La cáscara que me protegía
a lo largo de esta mitad de siglo
se va agrietando, abriendo por donde se le supone
y asoma algo que tiene vislumbre de ser otra cáscara
algo más dura y férrea, pero es eso,
lo que corresponde a este momento;
y esa segunda cáscara no podrá abrirse sola;
necesitaría un estímulo de fuera.
No sé, es así como estoy a gusto,
en el umbral de la segunda mitad de mi tiempo.
Y esto no es poesía; no lo intento y no sabría cómo.
Pues claro, soy una almendra, ¿qué pensabas?
Aquí dentro de mi segunda cáscara
establezco las palabras como peldaños de una escalera
que no llevan a ninguna parte.
Aprovecho a contar parte de mi vida
antes de que llegue ese día en el que me abran
y me conviertan en un rico dulce…
¿No es esa una auténtica metamorfosis,
aunque no proceda de la misma naturaleza?
Pero aquí sigo de momento, dentro de mi segunda cáscara,
y estoy bien, estoy a gusto.
El fin del año (11 de diciembre)
Las horas de esplendor han pasado y el año ha vencido. Con la cara despejada y un nuevo ropaje sobre los hombros, nos vamos de regreso a casa.
Hopes and expectations (12 de diciembre)
Apunto está de llegar el invierno
con su espuma blanca y deseos de plata.
¡Mira! Contempla el verdor de la conífera,
su presencia eterna, como esa amiga infinita.
Paisaje interior de luz y oropel que se avecina.
Se arremolinan las sensaciones
y los ojos se vuelven perezosos.
No quiero adornos, no, no me hacen falta.
Escucho la música y me mezo.
Esperanzas y expectativas,
como en un relato de Dickens;
pero la esperanza es más grande que la expectativa.
Y qué bonito es eso, te lo aseguro.
Yo casi lo había olvidado.
Apunto está de llegar el invierno
para recordármelo.
Nocturno en diciembre (28 de diciembre)
Apenas existo, un suspiro mediano, pero qué dulce pensar que existo o que soy hoja que cae y se levanta de nuevo.
Qué belleza en su sonido cuando cae.
Apenas soy, y menos contemplo la posibilidad de ser frente a una platea de teatro enriquecida con luces glamurosas, dispuesta a soltar un aplauso.
Qué susto cuando salgo al escenario.
Las luces se apagan; las manos se quedan agarrotadas en el amago.
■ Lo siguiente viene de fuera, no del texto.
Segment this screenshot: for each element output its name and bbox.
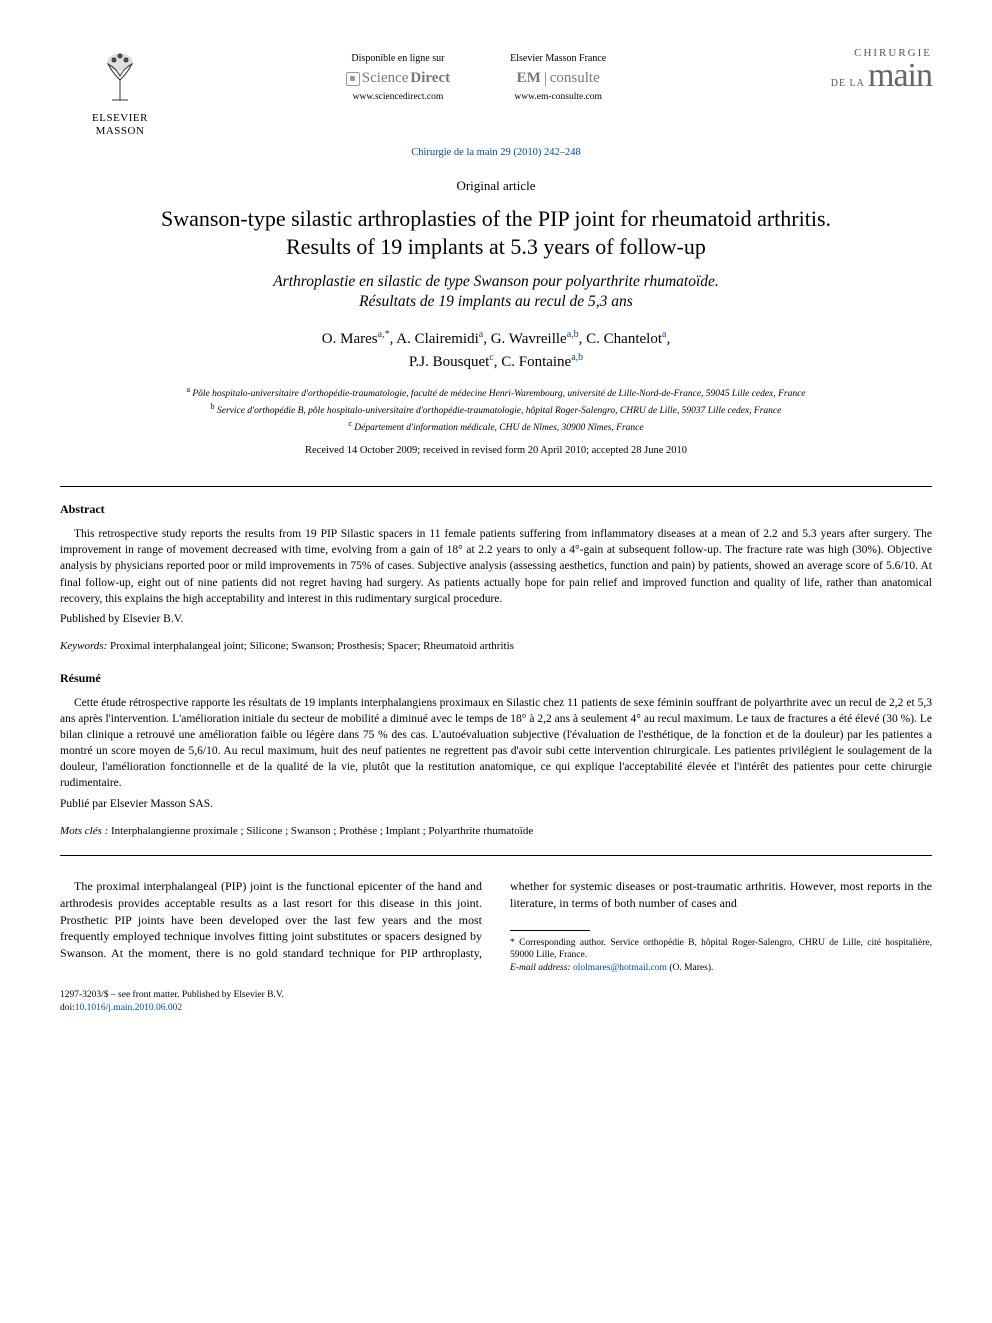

Y yo me río y me sonrío y lloro, que no sé su razón, pero me siento bien, tan bien, o puede que sea al contrario…
Qué bien que no sé si existo o soy, qué gozo apenas ser aire que se consume al segundo de ser expelido.
El día es amado por la noche, la noche amada por el día, aunque no se contemplan las caras de frente, y yo sigo apenas existiendo, apenas siendo.
Y qué si soy solo una mota de polvo vista al bies de la luz de un foco. Bailo y me pierdo entre bambalinas; soy el Cascanueces, soy Giselle, soy Petrushka, soy lo que sean aquellos que apenas fueron y quisieron y murieron.
Pero qué belleza aquella de no ser vista por nada ni nadie y elevarte a la luna y acariciar el sol y depositar los sueños sobre las copas de los árboles y de nuevo caer, ser hoja, para volver a nacer, quizá, puede…
Apenas soy, apenas existo, pero mi mano se mueve, mi corazón le sigue o es al revés, todo al revés…
Qué bien, qué placer, qué ilusión que nos envuelve en un nocturno efímero de Chopin.
Pienso y me revuelco en lo que pienso, y de todos los pensamientos surge la duda que me hace tanto bien, y le cojo la mano a Descartes y le digo «cuanto tú creas me parece bueno, me parece bien».
Y apenas soy, apenas existo, y mientras dudo o canto o bailo, siento que floto y vuelo y regreso a todas las cosas que tuvieron un principio y un final en mi pequeñita cabeza, y me sumerjo en todas ellas y me hace tanto bien…
Me hace tanto bien apenas ser, apenas escuchar el sonido de mi propia caída de hoja al brotar y descender.